Ela ficou paralisada quando percebeu. A dez anos atrás, ela tinha apenas oito anos e, só havia um sentido para ele lhe falar isso.

– Eu sou uma mutação? Não pode ser. - ela o olhou horrorizada e ele não possuía mais os olhos fixos nela, olhava para baixo agora. Era menos pressão ver apenas seu cabelo dourado ao invés de seus olhos verdes instigantes.

– É verdade, confirmei isso nessas últimas semanas. Você consegue ficar tranquilamente meia hora submersa na água e isso é incomum.- mais uma dúvida se plantou na mente de Anna, até que ele diz.- Estive te espiando e vi você treinando.- e ela confirma sua suspeita.

– Vvocê também é, digo, um mutante. – deduziu, gaguejando um pouco. Estava envergonhada de saber que alguém monitorava seus passos, ouvia as bobagens que falava, isso sem contar que seu olhar a intimidava. Era como se ele quisesse saber dos segredos mais íntimos que sua alma guardava. – O que sua proposta tem a ver com isso?

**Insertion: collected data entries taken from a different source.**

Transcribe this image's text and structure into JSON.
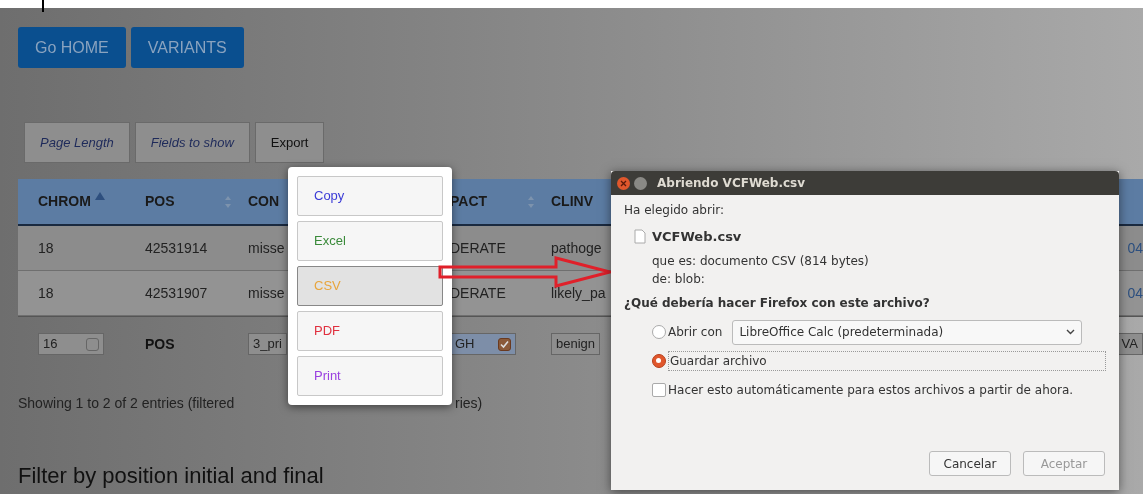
{
  "nav_buttons": [
    "Go HOME",
    "VARIANTS"
  ],
  "toolbar": [
    {
      "label": "Page Length",
      "kind": "dropdown"
    },
    {
      "label": "Fields to show",
      "kind": "dropdown"
    },
    {
      "label": "Export",
      "kind": "button"
    }
  ],
  "table": {
    "columns": [
      {
        "label": "CHROM",
        "sorted": true
      },
      {
        "label": "POS",
        "sorted": false
      },
      {
        "label": "CON"
      },
      {
        "label": "PACT",
        "sorted": false
      },
      {
        "label": "CLINV"
      }
    ],
    "rows": [
      [
        "18",
        "42531914",
        "misse",
        "DERATE",
        "pathoge",
        "04"
      ],
      [
        "18",
        "42531907",
        "misse",
        "DERATE",
        "likely_pa",
        "04"
      ]
    ],
    "filters": [
      {
        "kind": "check-input",
        "value": "16",
        "checked": false
      },
      {
        "kind": "label",
        "text": "POS"
      },
      {
        "kind": "input",
        "value": "3_pri"
      },
      {
        "kind": "check-input",
        "value": "GH",
        "checked": true
      },
      {
        "kind": "input",
        "value": "benign"
      },
      {
        "kind": "input",
        "value": "VA"
      }
    ]
  },
  "info": [
    "Showing 1 to 2 of 2 entries (filtered",
    "ries)"
  ],
  "heading": "Filter by position initial and final",
  "export_menu": [
    {
      "label": "Copy",
      "color": "#3b3bd6",
      "selected": false
    },
    {
      "label": "Excel",
      "color": "#3a8a3a",
      "selected": false
    },
    {
      "label": "CSV",
      "color": "#e8a53c",
      "selected": true
    },
    {
      "label": "PDF",
      "color": "#e0303f",
      "selected": false
    },
    {
      "label": "Print",
      "color": "#9a40e0",
      "selected": false
    }
  ],
  "dialog": {
    "title": "Abriendo VCFWeb.csv",
    "intro": "Ha elegido abrir:",
    "file_name": "VCFWeb.csv",
    "type_line": "que es: documento CSV (814 bytes)",
    "source_line": "de: blob:",
    "question": "¿Qué debería hacer Firefox con este archivo?",
    "options": [
      {
        "label": "Abrir con",
        "selected": false,
        "app": "LibreOffice Calc (predeterminada)"
      },
      {
        "label": "Guardar archivo",
        "selected": true
      }
    ],
    "remember": {
      "label": "Hacer esto automáticamente para estos archivos a partir de ahora.",
      "checked": false
    },
    "buttons": [
      {
        "label": "Cancelar",
        "disabled": false
      },
      {
        "label": "Aceptar",
        "disabled": true
      }
    ]
  }
}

– Cipriani, nosso líder, foi a primeira cobaia. O acharam no laboratório onde estava a X-5a e ele ficou conosco no abrigo por um tempo. Descobrindo sua habilidade, se aprofundou no estudo de mutações, roubou papéis, a máquina quebrada e , aos poucos, montou a mutações, um órgão secreto responsável por ajudar mutantes a não exporem suas habilidades no meio em que vivem. Você e seu irmão estão sendo convidados a se juntar a nós.

– Meu irmão? Ele é a pessoa mais normal que eu conheço e...ele nem está aqui!- seu nervosismo aumentava a medida que aquele menino andava de um lado para o outro.

– Está sim, mas em outro vagão. Deixei sua touca de banho no bolso da calça dele e ele está atrás de você para devolvê-la. - raiva tomava conta de Anna. Como um estranho havia feito isso? Havia entrado em sua casa, obviamente. - Acho que ele irá te matar.

– Qual é a sua? Eu mal te conheço! Você não pode simplesmente entrar na casa das pessoas e mexer em suas coisas. - ela gritava agora.

– Eu posso, mas não devo.- Ela iria responder, mas Greg entra no vagão. Ele os olha perplexo, até que resolve dizer algo.

– Anna, se queria fugir com seu namorado não precisava dizer aquela desculpa horrível, apenas me dissesse a verdade, eu entenderia. Talvez eu até não fosse com vocês. - ele disse isso estendendo a touca de banho.

Ela tentava desmentir a dedução de seu irmão, até que nota a ausência repentina de Mate. Ele havia sumido do vagão, mas ela suspeitava que ele apenas se dirigiu para o ultimo, e assim, foi atrás dele. Greg a seguiu sem entender nada.

O trem estava em movimento, o que dificultava a passagem. Uma mão do outro lado a pega pelo pulso e a puxa para o outro vagão. Ela cai bruscamente no chão frio.

Ao contrário do que se pensava, essa mão não era de Mate, mas sim de um garoto com pele bronzeada, cabelo cacheado e sorriso simpático que se apresentou com Will. Mate se encontrava na varanda do vagão observando a paisagem superficialmente.

Will auxilia Greg a passar também e Mate vira em direção a eles.

–Bem, não estava nos planos, mas eles estão chegando. Sigam-me.- assim que termina de falar, ele pula da sacada. O restante não entende o porquê daquela ação, até que a porta é aberta e aparecem pelo menos meia dúzia de homens armados.